Et du puits au grenier et du grenier au puits si souvent elle alla, revint et retourna, qu’à la fin la jarre fut presque pleine à déborder.

Alors Fanfarnette posa ses seaux, se déshabilla vitement, grimpa sur la vieille chaise ; de la chaise elle s’éleva jusqu’au bord de la jarre un peu vacillante, mais d’une main elle se retenait solidement aux poutrelles du plafond bas, si bas que, légère et adroite comme elle était, elle parvint à entrer enfin dans sa jarre… Mais non pas d’un seul coup ! L’orifice en était plus étroit et ses jeunes hanches plus rebondies qu’elle n’avait pensé, si bien qu’il fallut forcer un peu pour pénétrer toute là dedans. Le rebord de la jarre était déjà sous les aisselles de la mignonnette, que ses pieds ne touchaient pas encore le fond, moins relevé que Fanfarnette ne l’avait cru.

Elle dut s’agiter avec grands efforts et contorsions, pour faire entrer l’un après l’autre ses petits bras dans l’eau. Et dès qu’elle y fut parvenue, l’eau aussitôt déborda de tous côtés et ruissela par la chambre, ce qui fit rire la bergerette.

Elle riait aussi d’être nue et seule bien au frais, dans cette drôle de baignoire.

Elle s’amusa à y disparaître toute et à s’imaginer qu’elle était un petit de perdrix, qui attend l’heure de casser sa coquille.

On était bien là. Les flancs du grand vase bombé n’avaient pas trompé l’espérance de la baigneuse. Elle tournait donc sur elle-même, dans l’exquise fraîcheur de l’eau, et pouvait même, de ses mains agiles, se bien frotter, comme avec leur bec font les serins dans l’auge de leur cage.

Et Fanfarnette riait. C’était si drôle d’être dans ce grand œuf !…

Enfin elle sentit un petit frisson… elle grelotta un peu… « Allons, Fanfarnette, il faut sortir ! »

Aï ! bonne mère ! pauvre de moi, quel malheur ! Sortir, ce n’était plus possible ! Dégager même un bras tout entier, elle ne le pouvait plus !… Comment faire ? Si elle parvenait à mettre dehors son bras droit seulement, elle pourrait chercher aux saillies des poutrelles un point d’appui et retirer tout le reste ! Comment faire, mon Dieu ! comment faire ? Et Fanfarnette se trémoussait, sans parvenir à éclore !

À la fin elle eut peur et gémit bien fort :

— Mon Dieu ! que je suis perdue ! mon Dieu ! comment sortir de là ?
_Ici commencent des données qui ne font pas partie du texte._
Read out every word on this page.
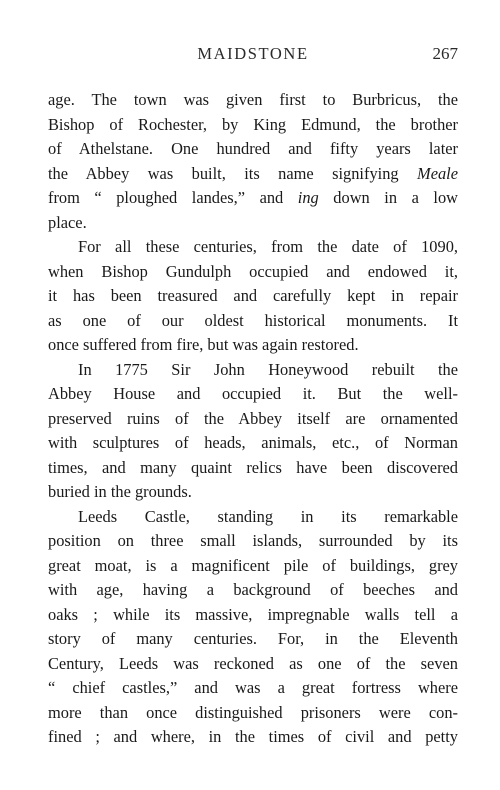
MAIDSTONE	267
age. The town was given first to Burbricus, the
Bishop of Rochester, by King Edmund, the brother
of Athelstane. One hundred and fifty years later
the Abbey was built, its name signifying Meale
from “ ploughed landes,” and ing down in a low
place.
For all these centuries, from the date of 1090,
when Bishop Gundulph occupied and endowed it,
it has been treasured and carefully kept in repair
as one of our oldest historical monuments. It
once suffered from fire, but was again restored.
In 1775 Sir John Honeywood rebuilt the
Abbey House and occupied it. But the well-
preserved ruins of the Abbey itself are ornamented
with sculptures of heads, animals, etc., of Norman
times, and many quaint relics have been discovered
buried in the grounds.
Leeds Castle, standing in its remarkable
position on three small islands, surrounded by its
great moat, is a magnificent pile of buildings, grey
with age, having a background of beeches and
oaks ; while its massive, impregnable walls tell a
story of many centuries. For, in the Eleventh
Century, Leeds was reckoned as one of the seven
“ chief castles,” and was a great fortress where
more than once distinguished prisoners were con-
fined ; and where, in the times of civil and petty
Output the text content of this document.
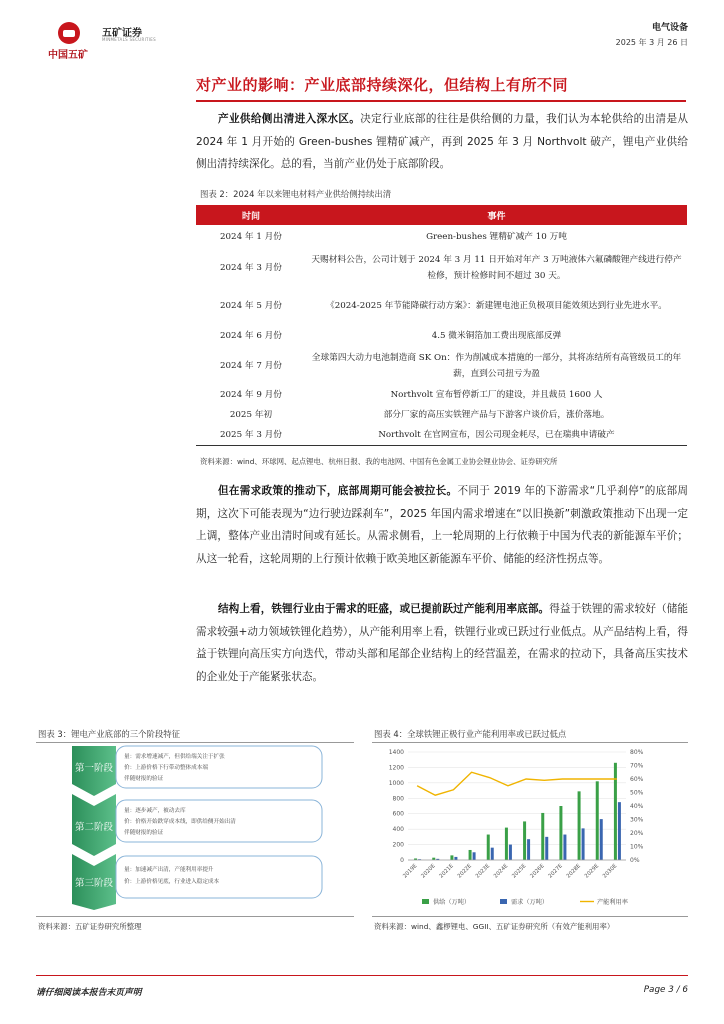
五矿证券
MINMETALS SECURITIES
中国五矿
电气设备
2025 年 3 月 26 日
对产业的影响：产业底部持续深化，但结构上有所不同
产业供给侧出清进入深水区。决定行业底部的往往是供给侧的力量，我们认为本轮供给的出清是从 2024 年 1 月开始的 Green-bushes 锂精矿减产，再到 2025 年 3 月 Northvolt 破产，锂电产业供给侧出清持续深化。总的看，当前产业仍处于底部阶段。
图表 2：2024 年以来锂电材料产业供给侧持续出清
时间	事件
2024 年 1 月份	Green-bushes 锂精矿减产 10 万吨
2024 年 3 月份	天赐材料公告，公司计划于 2024 年 3 月 11 日开始对年产 3 万吨液体六氟磷酸锂产线进行停产检修，预计检修时间不超过 30 天。
2024 年 5 月份	《2024-2025 年节能降碳行动方案》：新建锂电池正负极项目能效须达到行业先进水平。
2024 年 6 月份	4.5 微米铜箔加工费出现底部反弹
2024 年 7 月份	全球第四大动力电池制造商 SK On：作为削减成本措施的一部分，其将冻结所有高管级员工的年薪，直到公司扭亏为盈
2024 年 9 月份	Northvolt 宣布暂停新工厂的建设，并且裁员 1600 人
2025 年初	部分厂家的高压实铁锂产品与下游客户谈价后，涨价落地。
2025 年 3 月份	Northvolt 在官网宣布，因公司现金耗尽，已在瑞典申请破产
资料来源：wind、环球网、起点锂电、杭州日报、我的电池网、中国有色金属工业协会锂业协会、证券研究所
但在需求政策的推动下，底部周期可能会被拉长。不同于 2019 年的下游需求“几乎刹停”的底部周期，这次下可能表现为“边行驶边踩刹车”，2025 年国内需求增速在“以旧换新”刺激政策推动下出现一定上调，整体产业出清时间或有延长。从需求侧看，上一轮周期的上行依赖于中国为代表的新能源车平价；从这一轮看，这轮周期的上行预计依赖于欧美地区新能源车平价、储能的经济性拐点等。
结构上看，铁锂行业由于需求的旺盛，或已提前跃过产能利用率底部。得益于铁锂的需求较好（储能需求较强+动力领域铁锂化趋势），从产能利用率上看，铁锂行业或已跃过行业低点。从产品结构上看，得益于铁锂向高压实方向迭代，带动头部和尾部企业结构上的经营温差，在需求的拉动下，具备高压实技术的企业处于产能紧张状态。
图表 3：锂电产业底部的三个阶段特征
第一阶段
量：需求增速减产，但供给端关注于扩张
价：上游价格下行带动整体成本端
伴随财报的验证
第二阶段
量：逐步减产，被动去库
价：价格开始跌穿成本线，即供给侧开始出清
伴随财报的验证
第三阶段
量：加速减产出清，产能利用率提升
价：上游价格见底，行业进入稳定成本
资料来源：五矿证券研究所整理
图表 4：全球铁锂正极行业产能利用率或已跃过低点
0
200
400
600
800
1000
1200
1400
0%
10%
20%
30%
40%
50%
60%
70%
80%
2019E 2020E 2021E 2022E 2023E 2024E 2025E 2026E 2027E 2028E 2029E 2030E
供给（万吨）	需求（万吨）	产能利用率
资料来源：wind、鑫椤锂电、GGII、五矿证券研究所（有效产能利用率）
请仔细阅读本报告末页声明	Page 3 / 6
Maurin, qui à ce moment passait près de la maison, fut le seul à entendre ces plaintes. Il accourut, grimpa à l’échelle, criant :

— Qu’y a-t’il ? j’arrive !

Quand elle entendit un gros pas d’homme sur le bois sonore de l’échelle, Fanfarnette fit un effort dernier pour sortir de sa jarre, et tant fort s’y démena, qu’elle la fit vaciller, pencher deux ou trois fois de droite à gauche, de gauche à droite, puis décidément chavirer, tomber brusquement.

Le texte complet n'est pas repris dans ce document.